1. Discovery—review the data and interview stakeholders. The Endocrine Society began by putting together a knowledge integration task force comprised of members of the key content creation committees. Hilary Marsh, president and CEO of Content Company Inc., a content and digital strategy consultancy, assisted Bartel at the Endocrine Society and says that “They de-siloed the committees so they could work on topics across the siloes.” Adds Bartel, “Committee members want to do this anyway, to have their content in the newsletter and website and have sessions at the annual meeting.” They interviewed staff to uncover current content gaps and to better understand member needs, and also to get a better handle on how content supports the organization’s needs. 
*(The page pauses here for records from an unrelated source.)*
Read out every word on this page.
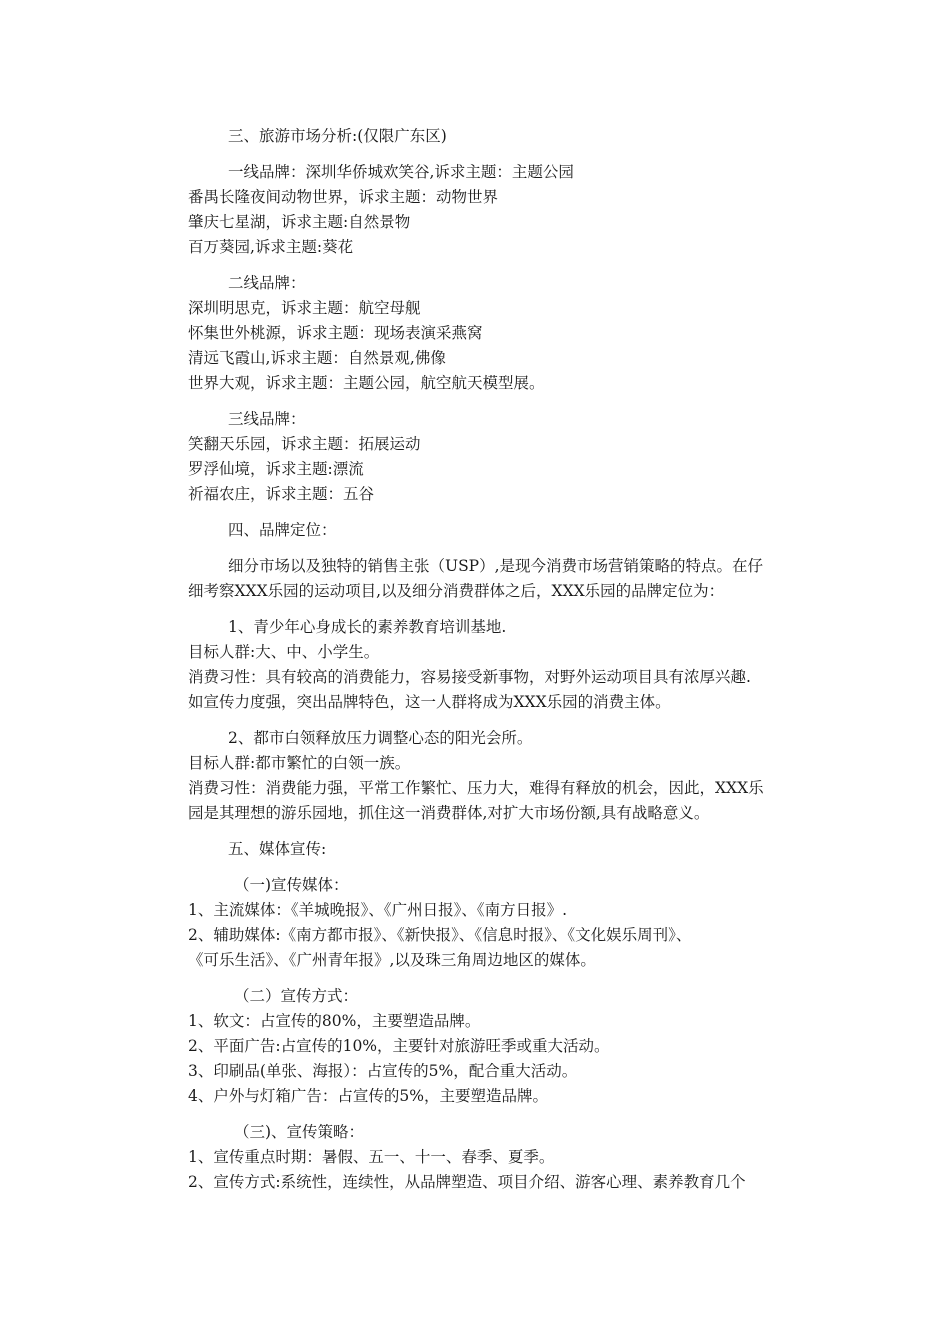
三、旅游市场分析:(仅限广东区)
一线品牌：深圳华侨城欢笑谷,诉求主题：主题公园
番禺长隆夜间动物世界，诉求主题：动物世界
肇庆七星湖，诉求主题:自然景物
百万葵园,诉求主题:葵花
二线品牌：
深圳明思克，诉求主题：航空母舰
怀集世外桃源，诉求主题：现场表演采燕窝
清远飞霞山,诉求主题：自然景观,佛像
世界大观，诉求主题：主题公园，航空航天模型展。
三线品牌：
笑翻天乐园，诉求主题：拓展运动
罗浮仙境，诉求主题:漂流
祈福农庄，诉求主题：五谷
四、品牌定位：
细分市场以及独特的销售主张（USP）,是现今消费市场营销策略的特点。在仔
细考察XXX乐园的运动项目,以及细分消费群体之后，XXX乐园的品牌定位为：
1、青少年心身成长的素养教育培训基地.
目标人群:大、中、小学生。
消费习性：具有较高的消费能力，容易接受新事物，对野外运动项目具有浓厚兴趣.
如宣传力度强，突出品牌特色，这一人群将成为XXX乐园的消费主体。
2、都市白领释放压力调整心态的阳光会所。
目标人群:都市繁忙的白领一族。
消费习性：消费能力强，平常工作繁忙、压力大，难得有释放的机会，因此，XXX乐
园是其理想的游乐园地，抓住这一消费群体,对扩大市场份额,具有战略意义。
五、媒体宣传:
（一)宣传媒体：
1、主流媒体：《羊城晚报》、《广州日报》、《南方日报》.
2、辅助媒体:《南方都市报》、《新快报》、《信息时报》、《文化娱乐周刊》、
《可乐生活》、《广州青年报》,以及珠三角周边地区的媒体。
（二）宣传方式：
1、软文：占宣传的80%，主要塑造品牌。
2、平面广告:占宣传的10%，主要针对旅游旺季或重大活动。
3、印刷品(单张、海报）：占宣传的5%，配合重大活动。
4、户外与灯箱广告：占宣传的5%，主要塑造品牌。
（三)、宣传策略：
1、宣传重点时期：暑假、五一、十一、春季、夏季。
2、宣传方式:系统性，连续性，从品牌塑造、项目介绍、游客心理、素养教育几个
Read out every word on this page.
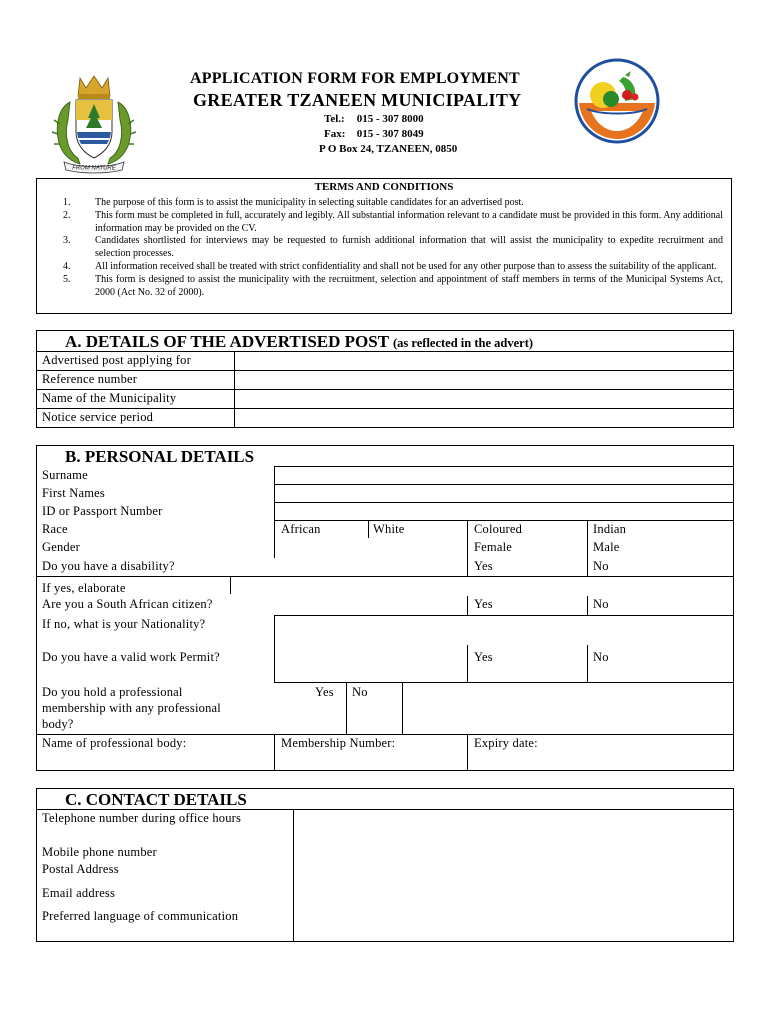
FROM NATURE
APPLICATION FORM FOR EMPLOYMENT
GREATER TZANEEN MUNICIPALITY
Tel.: 015 - 307 8000
Fax: 015 - 307 8049
P O Box 24, TZANEEN, 0850
TERMS AND CONDITIONS
1. The purpose of this form is to assist the municipality in selecting suitable candidates for an advertised post.
2. This form must be completed in full, accurately and legibly. All substantial information relevant to a candidate must be provided in this form. Any additional information may be provided on the CV.
3. Candidates shortlisted for interviews may be requested to furnish additional information that will assist the municipality to expedite recruitment and selection processes.
4. All information received shall be treated with strict confidentiality and shall not be used for any other purpose than to assess the suitability of the applicant.
5. This form is designed to assist the municipality with the recruitment, selection and appointment of staff members in terms of the Municipal Systems Act, 2000 (Act No. 32 of 2000).
A. DETAILS OF THE ADVERTISED POST (as reflected in the advert)
Advertised post applying for
Reference number
Name of the Municipality
Notice service period
B. PERSONAL DETAILS
Surname
First Names
ID or Passport Number
Race	African	White	Coloured	Indian
Gender	Female	Male
Do you have a disability?	Yes	No
If yes, elaborate
Are you a South African citizen?	Yes	No
If no, what is your Nationality?
Do you have a valid work Permit?	Yes	No
Do you hold a professional
membership with any professional
body?
Yes No
Name of professional body:	Membership Number:	Expiry date:
C. CONTACT DETAILS
Telephone number during office hours
Mobile phone number
Postal Address
Email address
Preferred language of communication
2. Create empathy-based personas. Who are our top-priority audiences; what is going on for them, and what do they want from us? “A lot of times, people think about technological capabilities and business drivers, but they forget the user needs. They held an initial brainstorming session with staff to come up with the four most important groups of stakeholders the society serves, what each wants from the society, and why they want it. The ‘why’ is really important,” says Marsh. Once they had developed the four personas, they then held another brainstorming session with all the content creation committees to determine what the different personas had in common.

3. Content audit. What do we have, and how effective is it? Review all the various sites and microsites, newsletter, social media channels, and any other content channels you have to determine what exactly you have on hand, and how effective it is in achieving the organization’s and the members’ goals.

4. Taxonomy. What are we creating content about, and how do we ensure that we all describe our content in common ways? “Coming up with a topic list was the hardest part,” says Bartel. “How people talk about the topics could get political, and not everyone understood the value of aligning the siloes.”

5. Comparative content analysis. How are we doing compared to the other content sources our audiences use? “We asked members to compare our site with other association and nonprofit websites. How easy are the benefits to find when compared to competing associations?”

6. Content best practices. What does successful content look like? Develop a good understanding of what your organization's goals are for your content so you know what you're shooting for.

7. Content guidelines and governance. Develop your own “rules of the road,” they said, including who’s going to be responsible for what.

8. Plan for transformation and migration. Everything has a lifecycle, including your content. Develop a plan for how you will decide what you will keep, what needs to be fixed, and what needs to be deleted, and when.